Wire having tension 225 N produces six beats per second when it is tuned with a fork. When tension changes to 256 N, it is tuned with the same fork, the number of beats remain unchanged. The frequency of the fork will be

To solve the problem, we need to analyze the relationship between tension, frequency, and the beats produced when the wire is tuned with a tuning fork. ### Step-by-Step Solution: 1. **Understanding the Relationship Between Frequency and Tension**: The frequency of a vibrating string is given by the formula: \[ f \propto \sqrt{T} \] where \( T \) is the tension in the wire.
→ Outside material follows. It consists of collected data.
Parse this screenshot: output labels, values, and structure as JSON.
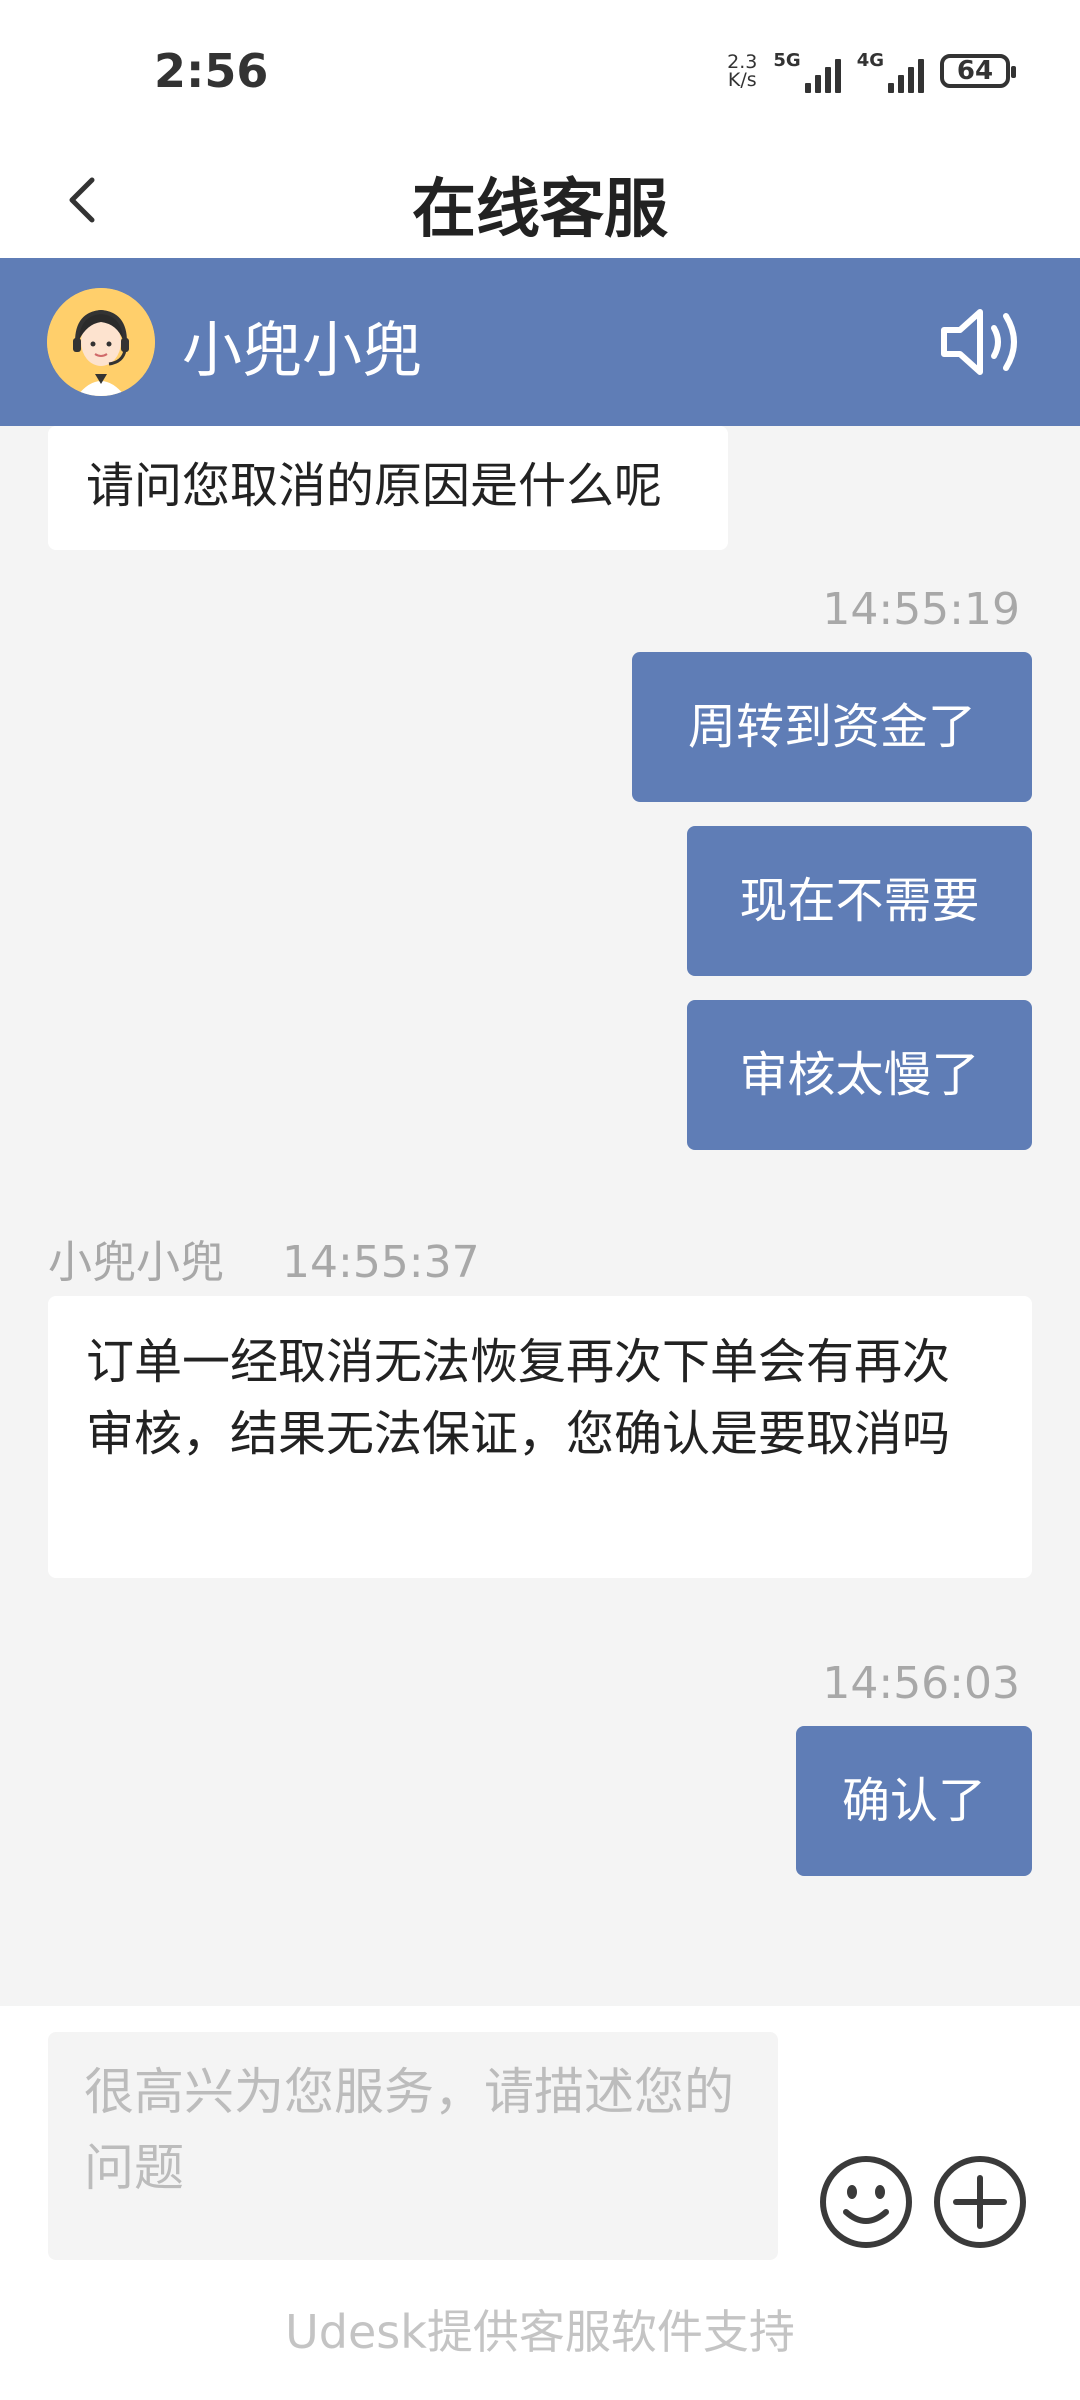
{
  "status": {
    "time": "2:56",
    "speed_value": "2.3",
    "speed_unit": "K/s",
    "net1": "5G",
    "net2": "4G",
    "battery": "64"
  },
  "header": {
    "title": "在线客服"
  },
  "agent": {
    "name": "小兜小兜"
  },
  "messages": [
    {
      "text": "请问您取消的原因是什么呢"
    },
    {
      "time": "14:55:19"
    },
    {
      "text": "周转到资金了"
    },
    {
      "text": "现在不需要"
    },
    {
      "text": "审核太慢了"
    },
    {
      "sender": "小兜小兜",
      "time": "14:55:37"
    },
    {
      "text": "订单一经取消无法恢复再次下单会有再次审核，结果无法保证，您确认是要取消吗"
    },
    {
      "time": "14:56:03"
    },
    {
      "text": "确认了"
    }
  ],
  "footer": {
    "placeholder": "很高兴为您服务，请描述您的问题",
    "powered_by": "Udesk提供客服软件支持"
  },
  "colors": {
    "accent": "#5f7db6",
    "background": "#f4f4f4"
  }
}
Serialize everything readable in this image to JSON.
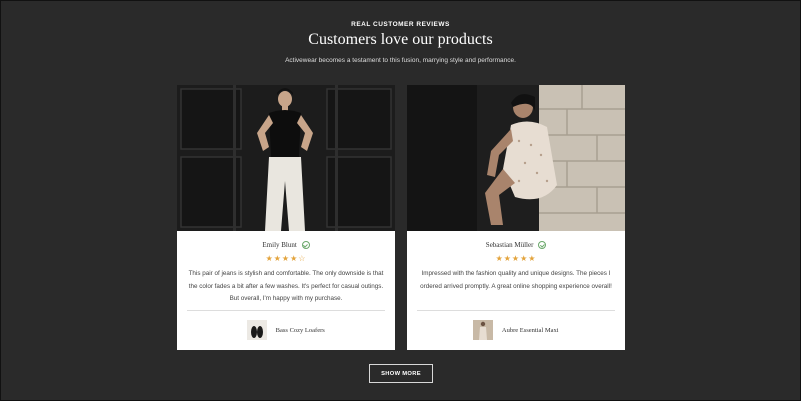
{
  "section": {
    "eyebrow": "REAL CUSTOMER REVIEWS",
    "title": "Customers love our products",
    "subtitle": "Activewear becomes a testament to this fusion, marrying style and performance."
  },
  "reviews": [
    {
      "name": "Emily Blunt",
      "verified_icon": "check-circle-icon",
      "rating": 4,
      "rating_max": 5,
      "stars": "★★★★",
      "stars_empty": "☆",
      "text": "This pair of jeans is stylish and comfortable. The only downside is that the color fades a bit after a few washes. It's perfect for casual outings. But overall, I'm happy with my purchase.",
      "product": "Bass Cozy Loafers"
    },
    {
      "name": "Sebastian Müller",
      "verified_icon": "check-circle-icon",
      "rating": 5,
      "rating_max": 5,
      "stars": "★★★★★",
      "stars_empty": "",
      "text": "Impressed with the fashion quality and unique designs. The pieces I ordered arrived promptly. A great online shopping experience overall!",
      "product": "Aubre Essential Maxi"
    }
  ],
  "actions": {
    "show_more": "SHOW MORE"
  },
  "colors": {
    "background": "#2a2a2a",
    "star": "#e3a33b",
    "verified": "#6aa86a"
  }
}
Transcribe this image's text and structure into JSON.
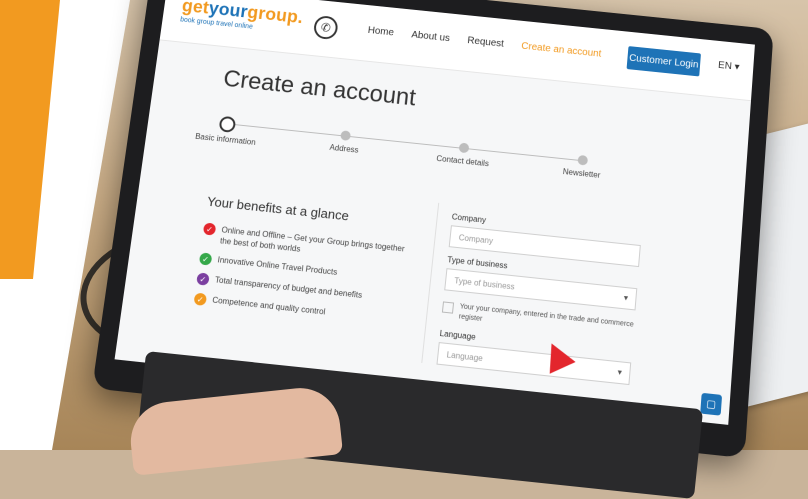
{
  "header": {
    "logo_main_a": "get",
    "logo_main_b": "your",
    "logo_main_c": "group.",
    "logo_tagline": "book group travel online",
    "nav": [
      "Home",
      "About us",
      "Request",
      "Create an account"
    ],
    "login_label": "Customer Login",
    "language": "EN ▾"
  },
  "page": {
    "title": "Create an account",
    "steps": [
      "Basic information",
      "Address",
      "Contact details",
      "Newsletter"
    ],
    "benefits_title": "Your benefits at a glance",
    "benefits": [
      {
        "text": "Online and Offline – Get your Group brings together the best of both worlds",
        "color": "#e3262d"
      },
      {
        "text": "Innovative Online Travel Products",
        "color": "#35a84a"
      },
      {
        "text": "Total transparency of budget and benefits",
        "color": "#7b3fa0"
      },
      {
        "text": "Competence and quality control",
        "color": "#f29a20"
      }
    ],
    "form": {
      "company_label": "Company",
      "company_placeholder": "Company",
      "type_label": "Type of business",
      "type_placeholder": "Type of business",
      "checkbox_text": "Your your company, entered in the trade and commerce register",
      "language_label": "Language",
      "language_placeholder": "Language"
    }
  },
  "colors": {
    "brand_orange": "#f29a20",
    "brand_blue": "#1e73b7",
    "cursor_red": "#e3262d"
  }
}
Therefore, the frequency can be expressed as: \[ f = k \sqrt{T} \] where \( k \) is a constant that depends on the length and mass per unit length of the wire. 2. **Setting Up the Frequencies**: Let \( f_1 \) be the frequency of the wire under a tension of 225 N, and \( f_2 \) be the frequency under a tension of 256 N. According to the problem, the beat frequency is 6 beats per second, which means: \[ |f_1 - f_0| = 6 \quad \text{and} \quad |f_2 - f_0| = 6 \] where \( f_0 \) is the frequency of the tuning fork. 3. **Expressing Frequencies in Terms of Tension**: From the relationship established earlier: \[ f_1 = k \sqrt{225} = 15k \quad \text{and} \quad f_2 = k \sqrt{256} = 16k \] 4. **Setting Up the Beat Frequency Equations**: Since \( f_1 \) is less than \( f_2 \): \[ f_0 - f_1 = 6 \quad \text{(1)} \] \[ f_2 - f_0 = 6 \quad \text{(2)} \] 5. **Substituting Frequencies into the Equations**: From equation (1): \[ f_0 = f_1 + 6 = 15k + 6 \] From equation (2): \[ f_0 = f_2 - 6 = 16k - 6 \] 6. **Setting the Two Expressions for \( f_0 \) Equal**: Now we can set the two expressions for \( f_0 \) equal to each other: \[ 15k + 6 = 16k - 6 \] 7. **Solving for \( k \)**: Rearranging gives: \[ 6 + 6 = 16k - 15k \] \[ 12 = k \] 8. **Finding the Frequency of the Tuning Fork**: Now substituting \( k \) back into either expression for \( f_0 \): \[ f_0 = 15k + 6 = 15(12) + 6 = 180 + 6 = 186 \text{ Hz} \] ### Final Answer: The frequency of the tuning fork is \( \boxed{186 \text{ Hz}} \).